In the first of a series of conversations on environmental, social, and governance (ESG) issues that Callan will host, Mark Wood of our Global Manager Research Group spoke with Wendy Cromwell of Wellington Management about the newly formed Net Zero Asset Managers Initiative. The two were featured in a recent “Research Cafe,” which are half-hour events sponsored by the Callan Institute to highlight topics of interest to the institutional investing industry.
Under the initiative, Ms. Cromwell explained, asset managers work with the companies they invest in to set targets to reach net zero emissions by 2050. The goal, she said, is to make sure investment managers are incorporating climate science and aligning portfolios with the warming objectives outlined in the Paris Agreement.
Ms. Cromwell, who is vice chair and director of sustainable investment at Wellington, said that 30 firms signed on to the Net Zero Initiative at launch, with approximately $9 trillion in assets under management (AUM). Signatories commit to work with asset owner clients on decarbonization goals, aiming to reach net zero emissions by 2050 or sooner across all AUM; set an interim target for the share of assets to be managed in line with the goal; and review the target at least every five years, aiming to increase the proportion of AUM covered until 100% of assets are included.
The asset manager signatories also agreed to review the internal target at least every five years, with a view to ratcheting up the proportion of AUM covered until 100% of assets are included.
Mr. Wood, a senior vice president at Callan, then asked, “How is this going to impact the day-to-day management of client assets?” Ms. Cromwell said her firm was focusing first on engaging with companies to adopt credible energy transition plans. These companies, she said, “would like us to buy their securities rather than sell them. We have a potential for good, constructive dialogue.”
Mr. Wood and Ms. Cromwell also discussed the growing number of organizations—and acronyms—focused on ESG issues broadly and climate change in particular (the “alphabet soup,” as Ms. Cromwell put it), highlighting the differences between the initiatives.
A critical organization, she said, was the Science-Based Targets initiative (SBTi), which evaluates how a corporation plans to navigate its path to net zero emissions. The number of companies working with SBTi has grown exponentially, she noted, because as one company sets out its targets, that also means its suppliers need to develop their own decarbonization goals.

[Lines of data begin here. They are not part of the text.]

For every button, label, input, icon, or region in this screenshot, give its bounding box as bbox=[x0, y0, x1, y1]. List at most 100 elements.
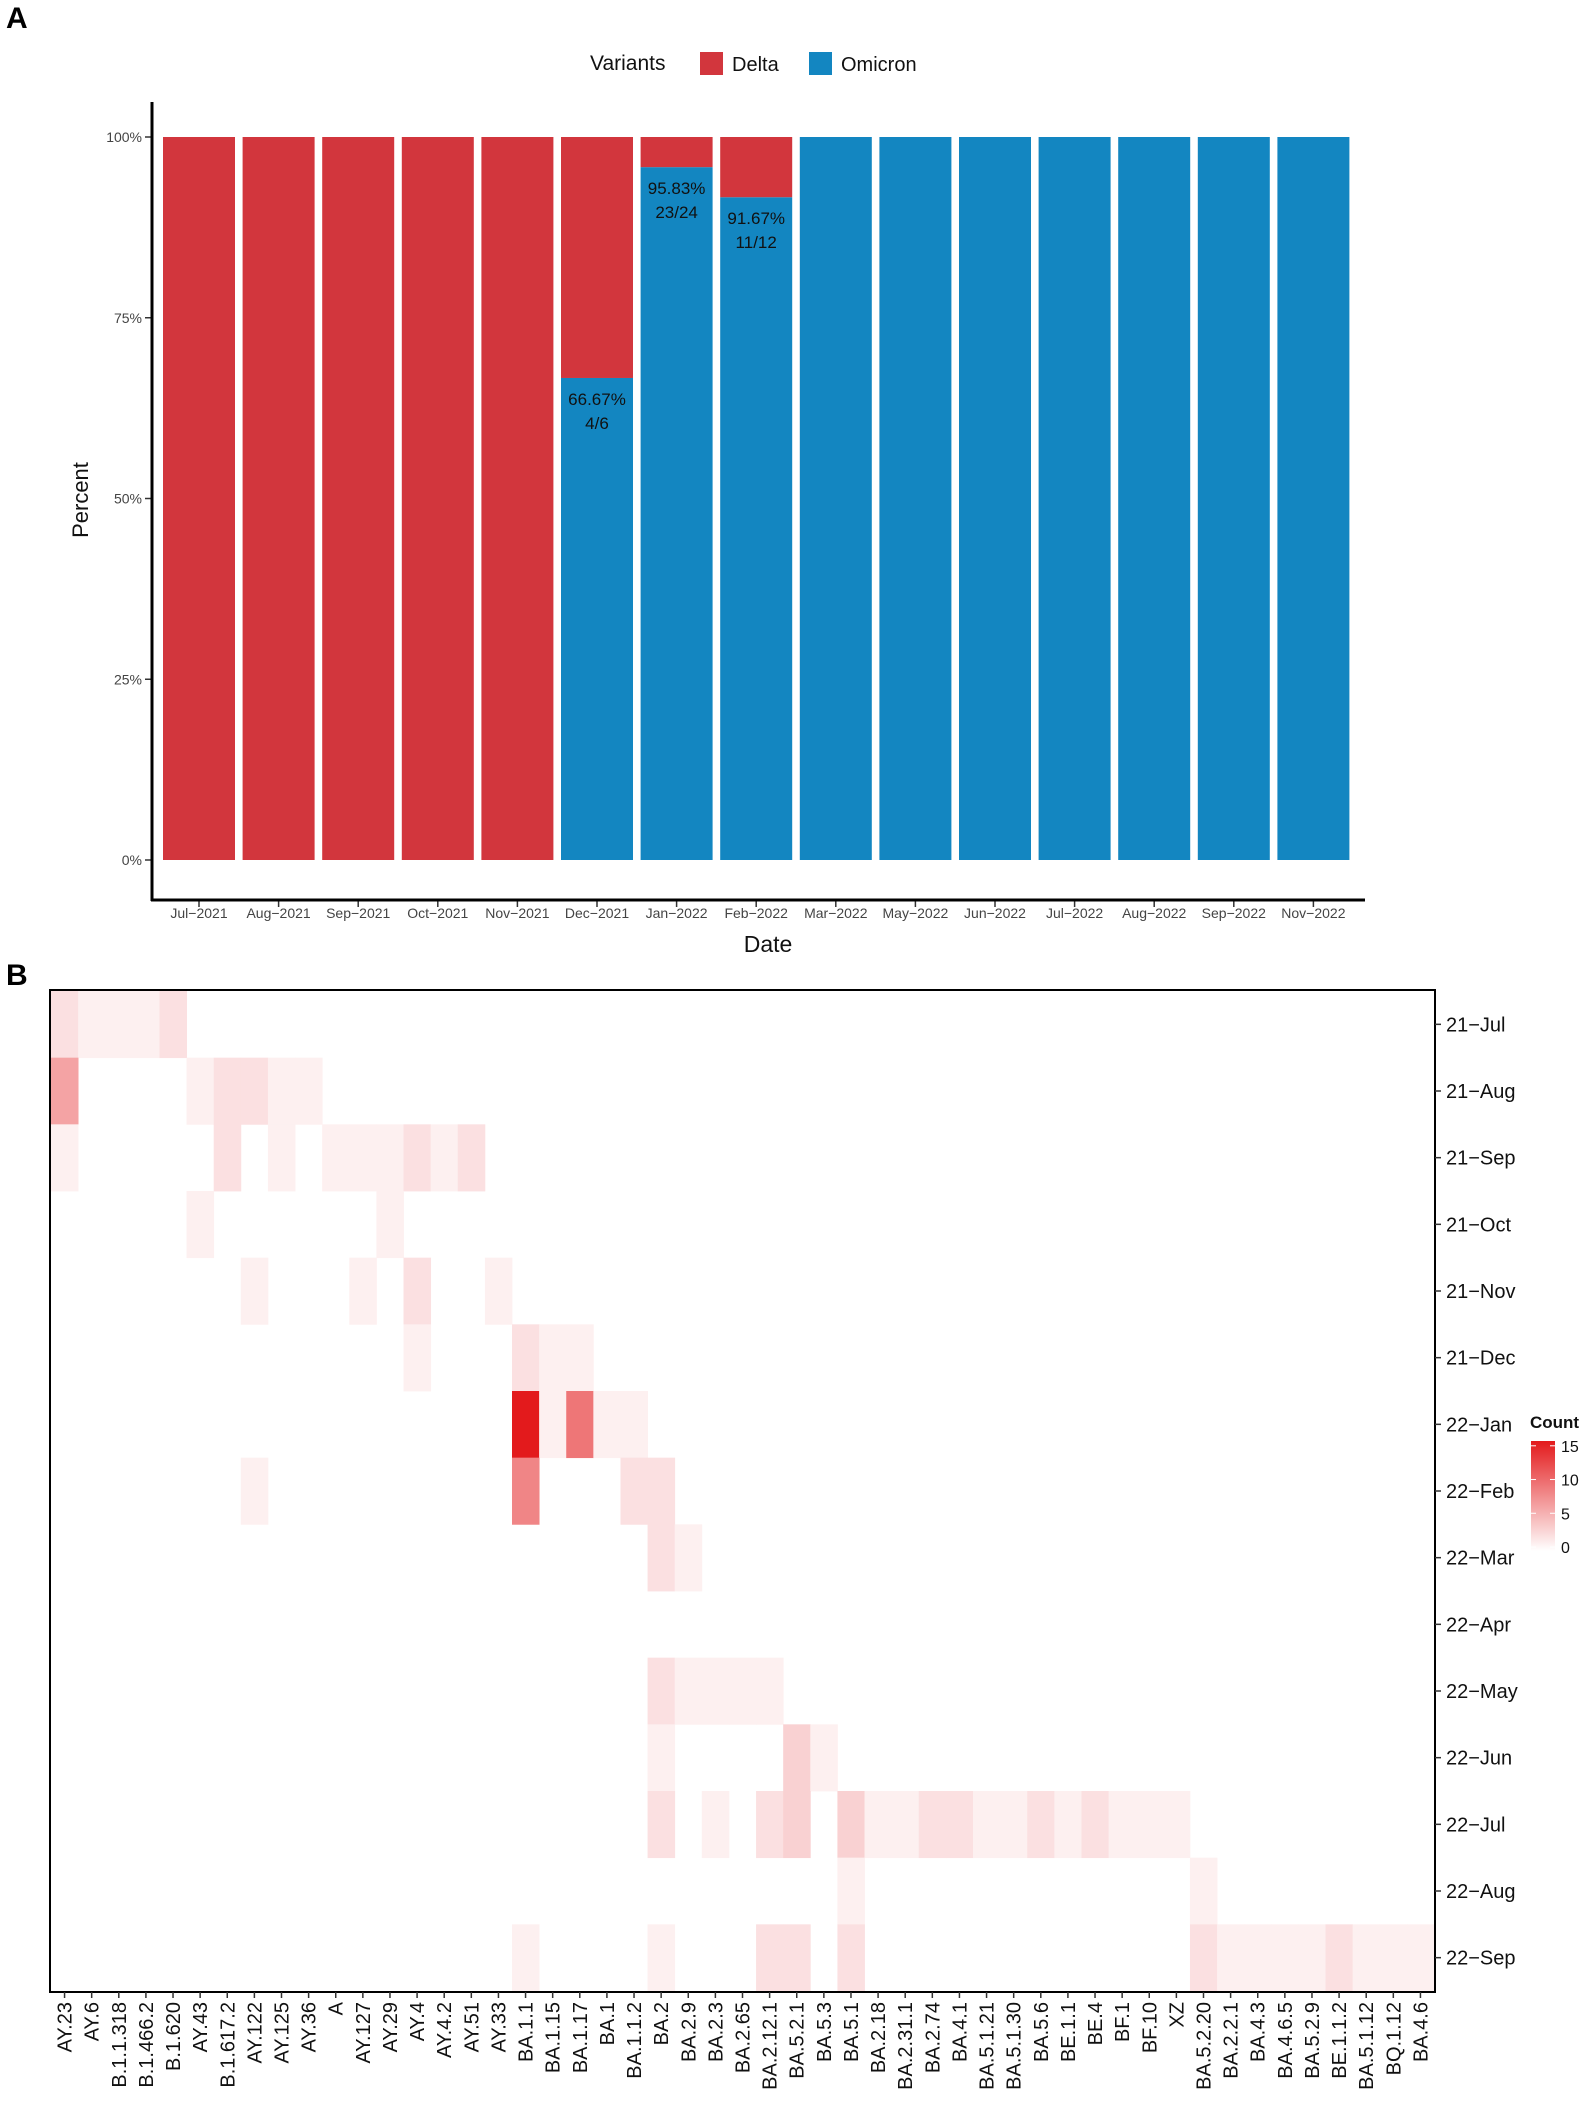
column-label: BA.2.12.1 bbox=[760, 2002, 782, 2090]
heatmap-cell-22-Jul-BE.4 bbox=[1081, 1791, 1109, 1859]
row-label: 21−Dec bbox=[1446, 1348, 1516, 1370]
color-legend-tick-label: 5 bbox=[1561, 1506, 1570, 1523]
legend-key-omicron bbox=[809, 52, 832, 75]
column-label: BE.1.1.2 bbox=[1329, 2002, 1351, 2079]
row-label: 22−Jul bbox=[1446, 1814, 1506, 1836]
column-label: BA.2.3 bbox=[705, 2002, 727, 2062]
y-tick-label: 25% bbox=[114, 671, 142, 687]
color-legend-bar bbox=[1531, 1441, 1555, 1551]
column-label: AY.33 bbox=[488, 2002, 510, 2052]
column-label: XZ bbox=[1166, 2002, 1188, 2028]
heatmap-cell-21-Sep-A bbox=[322, 1124, 350, 1192]
bar-omicron-Jan-2022 bbox=[640, 167, 713, 860]
bar-omicron-May-2022 bbox=[879, 137, 952, 860]
row-label: 22−Mar bbox=[1446, 1548, 1515, 1570]
panel-a-bars bbox=[163, 137, 1350, 861]
column-label: BA.1.17 bbox=[570, 2002, 592, 2073]
heatmap-cell-21-Sep-AY.4 bbox=[403, 1124, 432, 1192]
x-tick-label: Jan−2022 bbox=[646, 905, 708, 921]
column-label: B.1.620 bbox=[163, 2002, 185, 2071]
column-label: BA.5.2.20 bbox=[1194, 2002, 1216, 2090]
heatmap-cell-21-Sep-AY.29 bbox=[376, 1124, 404, 1192]
panel-a-label: A bbox=[6, 2, 28, 35]
bar-delta-Jul-2021 bbox=[163, 137, 235, 860]
color-legend-tick-label: 10 bbox=[1561, 1473, 1579, 1490]
heatmap-cell-22-Feb-BA.2 bbox=[647, 1457, 676, 1525]
bar-annotation-fraction: 23/24 bbox=[655, 203, 698, 222]
bar-delta-Jan-2022 bbox=[640, 137, 713, 168]
heatmap-cell-22-Sep-BA.5.2.1 bbox=[783, 1924, 811, 1992]
heatmap-cell-22-Jul-XZ bbox=[1162, 1791, 1191, 1859]
heatmap-cell-22-Jun-BA.5.2.1 bbox=[783, 1724, 811, 1792]
heatmap-cell-22-Jun-BA.2 bbox=[647, 1724, 676, 1792]
bar-omicron-Nov-2022 bbox=[1277, 137, 1350, 860]
heatmap-cell-21-Sep-AY.127 bbox=[349, 1124, 377, 1192]
heatmap-cell-21-Dec-BA.1.1 bbox=[512, 1324, 540, 1392]
heatmap-cell-22-Sep-BA.4.6.5 bbox=[1271, 1924, 1299, 1992]
legend-label-omicron: Omicron bbox=[841, 54, 917, 76]
heatmap-cell-22-Sep-BA.5.2.20 bbox=[1189, 1924, 1218, 1992]
bar-annotation-percent: 95.83% bbox=[648, 179, 706, 198]
x-tick-label: Oct−2021 bbox=[407, 905, 468, 921]
bar-omicron-Jul-2022 bbox=[1038, 137, 1111, 860]
heatmap-cell-22-Sep-BA.5.1 bbox=[837, 1924, 865, 1992]
color-legend-ticks: 0 5 10 15 bbox=[1531, 1439, 1579, 1557]
column-label: BA.4.6 bbox=[1410, 2002, 1432, 2062]
panel-b-row-labels: 21−Jul 21−Aug 21−Sep 21−Oct 21−Nov 21−Dec 22−J… bbox=[1435, 1014, 1518, 1970]
heatmap-cell-22-Sep-BA.5.2.9 bbox=[1298, 1924, 1326, 1992]
column-label: BA.5.2.1 bbox=[787, 2002, 809, 2079]
heatmap-cell-22-Aug-BA.5.2.20 bbox=[1189, 1857, 1218, 1925]
heatmap-cell-22-May-BA.2.65 bbox=[728, 1657, 757, 1725]
column-label: BA.5.6 bbox=[1031, 2002, 1053, 2062]
column-label: BA.4.3 bbox=[1248, 2002, 1270, 2062]
heatmap-cell-21-Aug-AY.43 bbox=[186, 1057, 215, 1125]
x-tick-label: May−2022 bbox=[883, 905, 949, 921]
column-label: BA.2 bbox=[651, 2002, 673, 2045]
bar-delta-Aug-2021 bbox=[242, 137, 315, 860]
heatmap-cell-21-Dec-BA.1.17 bbox=[566, 1324, 594, 1392]
column-label: AY.29 bbox=[380, 2002, 402, 2052]
legend-label-delta: Delta bbox=[732, 54, 780, 76]
heatmap-cell-22-Mar-BA.2.9 bbox=[674, 1524, 703, 1592]
heatmap-cell-21-Aug-AY.125 bbox=[267, 1057, 296, 1125]
heatmap-cell-22-Jan-BA.1.17 bbox=[566, 1391, 594, 1459]
legend-key-delta bbox=[700, 52, 723, 75]
row-label: 21−Jul bbox=[1446, 1014, 1506, 1036]
bar-omicron-Feb-2022 bbox=[720, 197, 793, 861]
bar-omicron-Mar-2022 bbox=[799, 137, 872, 860]
heatmap-cell-21-Sep-AY.125 bbox=[267, 1124, 296, 1192]
heatmap-cell-21-Nov-AY.4 bbox=[403, 1257, 432, 1325]
x-tick-label: Sep−2021 bbox=[326, 905, 390, 921]
heatmap-cell-21-Jul-AY.6 bbox=[78, 991, 106, 1059]
x-tick-label: Jun−2022 bbox=[964, 905, 1026, 921]
row-label: 22−Feb bbox=[1446, 1481, 1514, 1503]
column-label: AY.23 bbox=[55, 2002, 77, 2052]
heatmap-cell-21-Jul-B.1.466.2 bbox=[132, 991, 160, 1059]
row-label: 22−May bbox=[1446, 1681, 1518, 1703]
row-label: 22−Aug bbox=[1446, 1881, 1516, 1903]
bar-delta-Nov-2021 bbox=[481, 137, 554, 860]
panel-a-y-axis-title: Percent bbox=[68, 462, 93, 538]
heatmap-cell-21-Aug-AY.23 bbox=[51, 1057, 79, 1125]
heatmap-cell-21-Jul-B.1.620 bbox=[159, 991, 187, 1059]
column-label: BA.1.1 bbox=[516, 2002, 538, 2062]
heatmap-cell-22-Sep-BA.2 bbox=[647, 1924, 676, 1992]
bar-delta-Sep-2021 bbox=[322, 137, 395, 860]
column-label: AY.125 bbox=[272, 2002, 294, 2064]
row-label: 22−Jan bbox=[1446, 1414, 1512, 1436]
heatmap-cell-22-Jul-BA.5.1.21 bbox=[973, 1791, 1001, 1859]
column-label: AY.4 bbox=[407, 2002, 429, 2041]
panel-a-legend: Variants Delta Omicron bbox=[590, 52, 917, 76]
bar-omicron-Sep-2022 bbox=[1197, 137, 1270, 860]
column-label: BA.1 bbox=[597, 2002, 619, 2045]
column-label: BA.2.18 bbox=[868, 2002, 890, 2073]
row-label: 21−Nov bbox=[1446, 1281, 1516, 1303]
heatmap-cell-22-Sep-BA.4.3 bbox=[1244, 1924, 1272, 1992]
heatmap-cell-21-Jul-B.1.1.318 bbox=[105, 991, 133, 1059]
column-label: BA.5.1.21 bbox=[977, 2002, 999, 2090]
heatmap-cell-21-Sep-B.1.617.2 bbox=[213, 1124, 242, 1192]
column-label: BE.4 bbox=[1085, 2002, 1107, 2045]
bar-annotation-fraction: 4/6 bbox=[585, 414, 609, 433]
heatmap-cell-22-Jul-BE.1.1 bbox=[1054, 1791, 1082, 1859]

Another important entity is the United Nation’s Principles for Responsible Investment (PRI), on whose board Ms. Cromwell sits (both Callan and Wellington are signatories to this initiative). The PRI, she said, “is meant to support the principles of responsible investment, which really means acknowledging the fact that beyond what is reflected on income statements and balance sheets, there are characteristics of firms that influence how they perform over the long term.”
Another U.N.-supported effort is the Sustainable Development Goals (SDGs). There are 17 SDGs that over 100 countries are seeking to achieve by 2030. “Those goals are very high-level and aspirational,” she said, but underlying them are some very specific targets. And the goals are becoming increasingly prevalent in the investing industry, with a growing number of asset managers announcing that their portfolios align with the SDGs and developing reporting to map portfolio holdings to achieving specific SDGs.
As they finished their conversation, Mr. Wood and Ms. Cromwell discussed the future of the asset management industry and how ESG issues will factor into the way firms operate and work with their clients. “The best investors are drawn to areas that are changing rapidly where there’s a lot of evolution,”’ said Ms. Cromwell. “And they seek new lenses to look through in order to get a differentiated perspective on the securities that they may invest in. Sustainable investment and climate research offer all of that in spades.”
She encouraged peer investment managers and institutional investors to focus on this area. “It’s something that could be really important and exciting for your investment portfolios.”